A Rua do Passado
A velha guitarra
precisava de um conserto, digno. O luthier morava longe do presente, pertinho
do passado, um pouco além. Ele foi até lá. Não quis usar localizadores, foi
pelo instinto. Cortando algumas ruas do bairro Santa Quitéria, algo veio
chegando com o vento frio pela janela. Sensação estranha, única, um misto de
presença e ausência. De repente, parou na frente de uma casa: era ali. A
fachada estava reformada, obviamente. Mas não impediu que a tal sensação se
traduzisse em lágrimas. Naquele número, havia uma família. Que recebia outra
parte da família. Muita gente, naquele saudoso tempo, confraternizando entre
saborosos churrascos e sobremesas coloridas. Tempo em que as pessoas se
visitavam com naturalidade, espontaneidade, vontade, coisas raras hoje em dia,
superadas pela virtualidade das relações. A criançada correndo, brincando. Os
tios assando, as tias na conversa, o avô querendo ir embora cedo. Ele saiu
dessa onda de memória, não convinha ficar ali olhando a casa nos dias de hoje.

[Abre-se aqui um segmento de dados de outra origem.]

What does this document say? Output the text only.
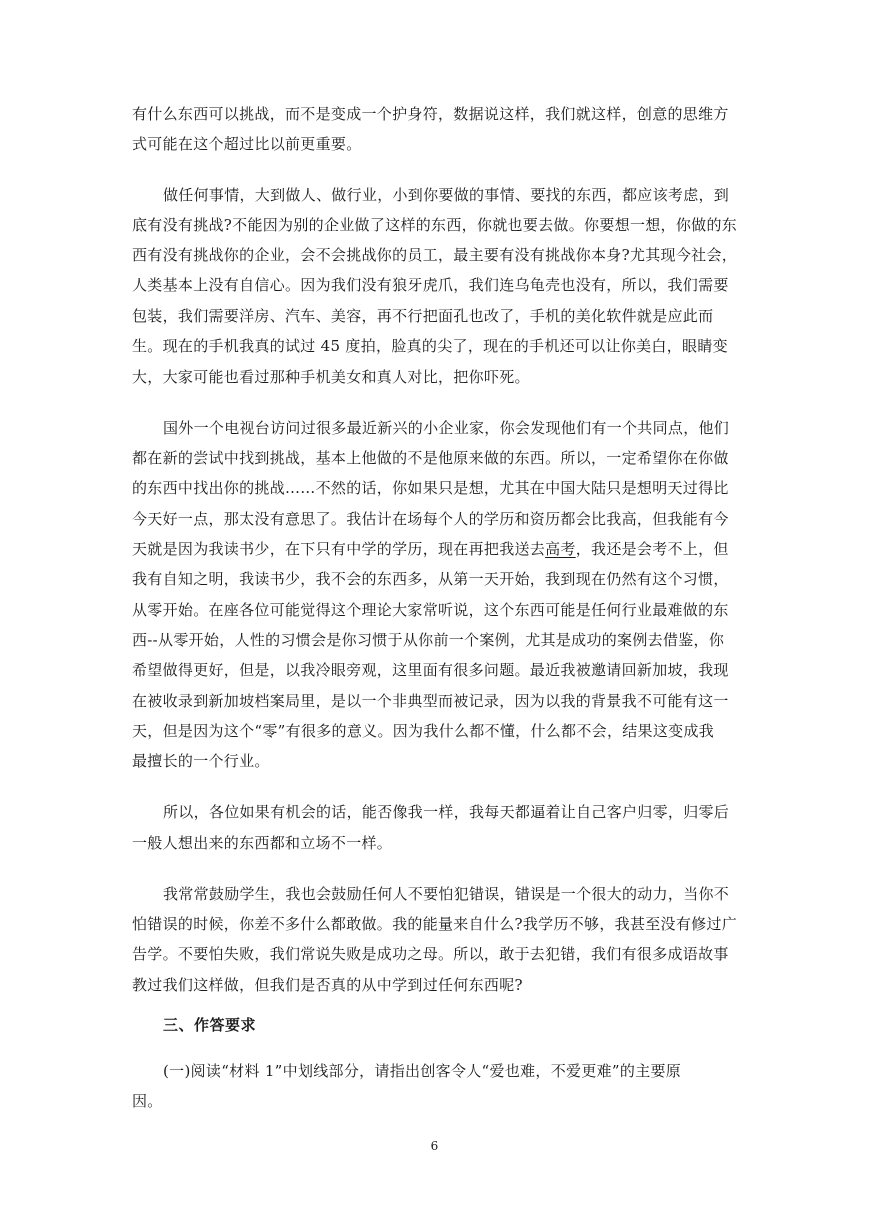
有什么东西可以挑战，而不是变成一个护身符，数据说这样，我们就这样，创意的思维方
式可能在这个超过比以前更重要。
做任何事情，大到做人、做行业，小到你要做的事情、要找的东西，都应该考虑，到
底有没有挑战?不能因为别的企业做了这样的东西，你就也要去做。你要想一想，你做的东
西有没有挑战你的企业，会不会挑战你的员工，最主要有没有挑战你本身?尤其现今社会，
人类基本上没有自信心。因为我们没有狼牙虎爪，我们连乌龟壳也没有，所以，我们需要
包装，我们需要洋房、汽车、美容，再不行把面孔也改了，手机的美化软件就是应此而
生。现在的手机我真的试过 45 度拍，脸真的尖了，现在的手机还可以让你美白，眼睛变
大，大家可能也看过那种手机美女和真人对比，把你吓死。
国外一个电视台访问过很多最近新兴的小企业家，你会发现他们有一个共同点，他们
都在新的尝试中找到挑战，基本上他做的不是他原来做的东西。所以，一定希望你在你做
的东西中找出你的挑战……不然的话，你如果只是想，尤其在中国大陆只是想明天过得比
今天好一点，那太没有意思了。我估计在场每个人的学历和资历都会比我高，但我能有今
天就是因为我读书少，在下只有中学的学历，现在再把我送去高考，我还是会考不上，但
我有自知之明，我读书少，我不会的东西多，从第一天开始，我到现在仍然有这个习惯，
从零开始。在座各位可能觉得这个理论大家常听说，这个东西可能是任何行业最难做的东
西--从零开始，人性的习惯会是你习惯于从你前一个案例，尤其是成功的案例去借鉴，你
希望做得更好，但是，以我冷眼旁观，这里面有很多问题。最近我被邀请回新加坡，我现
在被收录到新加坡档案局里，是以一个非典型而被记录，因为以我的背景我不可能有这一
天，但是因为这个“零”有很多的意义。因为我什么都不懂，什么都不会，结果这变成我
最擅长的一个行业。
所以，各位如果有机会的话，能否像我一样，我每天都逼着让自己客户归零，归零后
一般人想出来的东西都和立场不一样。
我常常鼓励学生，我也会鼓励任何人不要怕犯错误，错误是一个很大的动力，当你不
怕错误的时候，你差不多什么都敢做。我的能量来自什么?我学历不够，我甚至没有修过广
告学。不要怕失败，我们常说失败是成功之母。所以，敢于去犯错，我们有很多成语故事
教过我们这样做，但我们是否真的从中学到过任何东西呢?
三、作答要求
(一)阅读“材料 1”中划线部分，请指出创客令人“爱也难，不爱更难”的主要原
因。
6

Os óculos escuros foram providenciais, para maquiar a reação sobre a lembrança
de tanta vida, conjunta com tantas mortes. A rua continua, vem uma próxima
esquina e mais adiante a casa do luthier. Na volta, uma volta pelo bairro das
festinhas de adolescente. O primeiro beijo na boca, ninguém esquece, tampouco a
música que tocava, “Easy”, do Lionel. Fácil ou belo como o sol da manhã? O
beijo ou a vida? Ninguém avisa o que vem pela frente, vire-se. De um passado
mais recente, uma das clínicas onde trabalhou algum tempo, talvez a melhor. Já
mudou de dono e de nome umas cinco vezes, a boa recordação era dos pacientes e
de poucos colegas. Mais adiante, naquela rua sem pedrinhas de brilhante, o
clube da infância. Os primos e amigos que ali frequentavam, as piscinas, as
canchas de futsal, os saraus de sábado. Dali, não havia saudade. Lá para cima,
o estádio do clube do coração. Modernizado, também não impediu lembrar-se dos
pães com bife sob os pinheiros de antigamente, a mudança de lado no intervalo,
era quase tudo bucólico. Agora, a imponência de metal & concreto protegendo
a modernidade através da tecnologia do conforto, um tanto inútil para o
propósito, mas tudo bem. Adiante, do lado esquerdo, na frente da igreja, a
pracinha da quadra de areia já no fim da adolescência, os amigos dali que não
mais estão. Tudo isso, em quinze ou vinte minutos de carro. Talvez meia hora ou
ainda quarenta anos. Um tempo incontável se passou naquela tarde. E a certeza
de que nada voltará. Se soubéssemos disso, talvez tivéssemos aproveitado melhor
os momentos, as companhias, a vida. As pessoas, os amigos, os parentes, as
festas e os almoços. Tudo. Mas isso não se ensina. Vamos aprendendo, à medida
que as coisas morrem. Enquanto estão vivas, parecem eternas. Parece que não
precisamos nos dedicar, visitar, olhar nos olhos, conversar. Parece que não há
amanhã. Que as noites não se interpõem entre os dias. Parece não haver tempo. Então,
nossa omissão ou nossa ação equivocada inicia o processo de separação de todas
as coisas vivas. Elas continuam, mas cada vez mais distantes. Vamos embora dali
por outras ruas, outros caminhos dentro da cidade. E não voltamos mais. O que
volta, é só a saudade como se fosse sol. Trazendo algumas lágrimas como se
fosse chuva. É a natureza, compensando a inabilidade dos humanos em fazer com
que seus valores, lhes afastem daquela coisa chamada consciência. Consciência, parece ser algo que se encontra sempre no começo das ruas... no princípio das relações... e, tardiamente, nos fins dos caminhos.